The Swan Lake wildfire to the south in the Kenai National Wildlife Refuge has burned since a June 5 lightning strike and consumed more than 68,000 acres

To the north, in Fairbanks, fire officials ordered evacuations in two areas and told residents in a third to be prepared to leave because of the Shovel Creek Fire, which had grown to 5,568 acres by Sunday.

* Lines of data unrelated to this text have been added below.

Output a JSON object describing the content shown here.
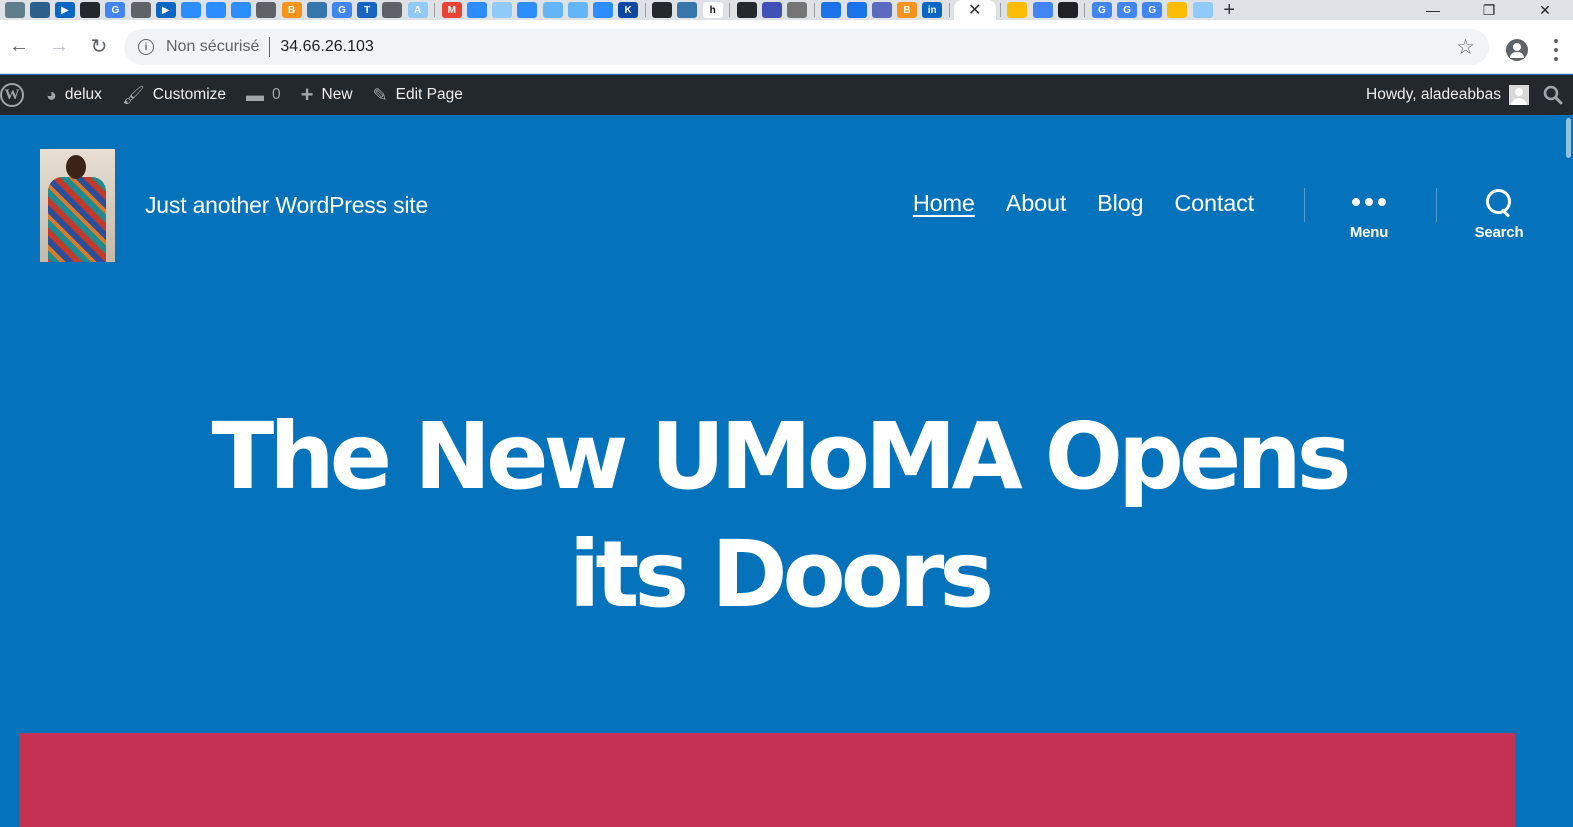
{
  "browser": {
    "tab_icons": [
      {
        "name": "favicon-1",
        "color": "#607d8b",
        "glyph": ""
      },
      {
        "name": "favicon-2",
        "color": "#2c5f8a",
        "glyph": ""
      },
      {
        "name": "favicon-3",
        "color": "#0a66c2",
        "glyph": "▶"
      },
      {
        "name": "github-icon",
        "color": "#24292e",
        "glyph": ""
      },
      {
        "name": "google-icon",
        "color": "#4285f4",
        "glyph": "G"
      },
      {
        "name": "globe-icon",
        "color": "#5f6368",
        "glyph": ""
      },
      {
        "name": "favicon-7",
        "color": "#0a66c2",
        "glyph": "▶"
      },
      {
        "name": "zoom-icon",
        "color": "#2d8cff",
        "glyph": ""
      },
      {
        "name": "zoom-icon",
        "color": "#2d8cff",
        "glyph": ""
      },
      {
        "name": "zoom-icon",
        "color": "#2d8cff",
        "glyph": ""
      },
      {
        "name": "globe-icon",
        "color": "#5f6368",
        "glyph": ""
      },
      {
        "name": "bitcoin-icon",
        "color": "#f7931a",
        "glyph": "B"
      },
      {
        "name": "python-icon",
        "color": "#3776ab",
        "glyph": ""
      },
      {
        "name": "google-icon",
        "color": "#4285f4",
        "glyph": "G"
      },
      {
        "name": "favicon-15",
        "color": "#1565c0",
        "glyph": "T"
      },
      {
        "name": "globe-icon",
        "color": "#5f6368",
        "glyph": ""
      },
      {
        "name": "api-icon",
        "color": "#90caf9",
        "glyph": "A"
      }
    ],
    "tab_icons_b": [
      {
        "name": "gmail-icon",
        "color": "#ea4335",
        "glyph": "M"
      },
      {
        "name": "zoom-icon",
        "color": "#2d8cff",
        "glyph": ""
      },
      {
        "name": "favicon-20",
        "color": "#90caf9",
        "glyph": ""
      },
      {
        "name": "zoom-icon",
        "color": "#2d8cff",
        "glyph": ""
      },
      {
        "name": "favicon-22",
        "color": "#64b5f6",
        "glyph": ""
      },
      {
        "name": "favicon-23",
        "color": "#64b5f6",
        "glyph": ""
      },
      {
        "name": "zoom-icon",
        "color": "#2d8cff",
        "glyph": ""
      },
      {
        "name": "favicon-k",
        "color": "#0d47a1",
        "glyph": "K"
      }
    ],
    "tab_icons_c": [
      {
        "name": "github-icon",
        "color": "#24292e",
        "glyph": ""
      },
      {
        "name": "python-icon",
        "color": "#3776ab",
        "glyph": ""
      },
      {
        "name": "favicon-h",
        "color": "#ffffff",
        "glyph": "h"
      }
    ],
    "tab_icons_d": [
      {
        "name": "github-icon",
        "color": "#24292e",
        "glyph": ""
      },
      {
        "name": "favicon-bars",
        "color": "#3f51b5",
        "glyph": ""
      },
      {
        "name": "gear-icon",
        "color": "#757575",
        "glyph": ""
      }
    ],
    "tab_icons_e": [
      {
        "name": "gear-icon",
        "color": "#1a73e8",
        "glyph": ""
      },
      {
        "name": "gear-icon",
        "color": "#1a73e8",
        "glyph": ""
      },
      {
        "name": "favicon-x",
        "color": "#5c6bc0",
        "glyph": ""
      },
      {
        "name": "bitcoin-icon",
        "color": "#f7931a",
        "glyph": "B"
      },
      {
        "name": "linkedin-icon",
        "color": "#0a66c2",
        "glyph": "in"
      }
    ],
    "tab_icons_f": [
      {
        "name": "drive-icon",
        "color": "#fbbc04",
        "glyph": ""
      },
      {
        "name": "chip-icon",
        "color": "#4285f4",
        "glyph": ""
      },
      {
        "name": "cursor-icon",
        "color": "#202124",
        "glyph": ""
      }
    ],
    "tab_icons_g": [
      {
        "name": "google-icon",
        "color": "#4285f4",
        "glyph": "G"
      },
      {
        "name": "google-icon",
        "color": "#4285f4",
        "glyph": "G"
      },
      {
        "name": "google-icon",
        "color": "#4285f4",
        "glyph": "G"
      },
      {
        "name": "drive-icon",
        "color": "#fbbc04",
        "glyph": ""
      },
      {
        "name": "favicon-last",
        "color": "#90caf9",
        "glyph": ""
      }
    ],
    "active_tab_close": "✕",
    "new_tab": "+",
    "window": {
      "minimize": "—",
      "restore": "❐",
      "close": "✕"
    },
    "toolbar": {
      "back": "←",
      "forward": "→",
      "reload": "↻",
      "security_label": "Non sécurisé",
      "url": "34.66.26.103",
      "bookmark": "☆"
    }
  },
  "adminbar": {
    "site_name": "delux",
    "customize": "Customize",
    "comments_count": "0",
    "new": "New",
    "edit_page": "Edit Page",
    "howdy": "Howdy, aladeabbas"
  },
  "site": {
    "description": "Just another WordPress site",
    "nav": [
      "Home",
      "About",
      "Blog",
      "Contact"
    ],
    "menu_label": "Menu",
    "search_label": "Search",
    "hero_title_line1": "The New UMoMA Opens",
    "hero_title_line2": "its Doors"
  },
  "colors": {
    "header_bg": "#0573bb",
    "admin_bar": "#23282d",
    "featured_block": "#c33252"
  }
}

In all, there were 354 wildfires covering 443,211 acres in Alaska as of Sunday morning, according to state and federal fire managers.


Wildfires – France

Wildfires have burned several houses and hundreds of hectares of land in the south of France as the country struggles with a record-breaking heatwave. The fires are burning in the southern Gard department, a region that has seen little rain and where temperatures have hit 45 degrees Celsius (113 degrees Fahrenheit).


Wildfires – Spain

Firefighters battled wildfires at a scale not seen for 20 years in Spain. More than 500 firefighters and soldiers struggled to bring a huge forest fire under control in the Catalan province of Tarragona that has so far burned across 5,500 hectares (12,355 acres) of land. Fifty-three people have been evacuated from their homes, five roads remain cut off and the civil protection authorities have advised people not to enter the area unless absolutely necessary. Hundreds of sheep have died in the smoke and flames.


Wildfires – Australia

Firefighters and volunteers from Bushfires NT have been working overtime to control a bushfire that has burned through 500 hectares of bush west of Eva Valley. The fire had started near Cheeney Rd in the Chin sub-division and was moving northwest. The blaze posed a risk to upwards of nine properties in the area.

Wildfires – Jamaica

A bush fire which has been burning in the Mavis Bank area of St. Andrew for a few days, has been brought under control, reducing the threat posed to hundreds of acres of coffee.


Wildfires – Europe

Nearly 1,400 fires have hit Europe so far this year compared to an annual average of 174 in the same period over the past ten years. This has resulted in a near five-fold increase in burnt areas. Blazes have so far this year burnt 207,440 hectares. In the decade from 2008-2018, an average of 44,491 hectares had burnt by June 25 every year.

The recent heatwaves alone do not explain higher risk of fire. A number of conditions impact whether fires will spread and intensify. They include the available amount of dry foliage, temperature, overall soil moisture, wind speed and the presence of potential ignition sources, which can be natural — such as lighting — or due to human activity — such as a piece of glass or a smouldering cigarette.


Wildfires – Arizona, USA

One of the largest fires in Arizona continues to burn as more than 700 homes have now been evacuated. The Woodbury Fire began on June 8 in the Tonto National Forest near Roosevelt Lake and has since forced the evacuation of about 700 homes as the human-caused wildfire has grown to more than 100 square miles.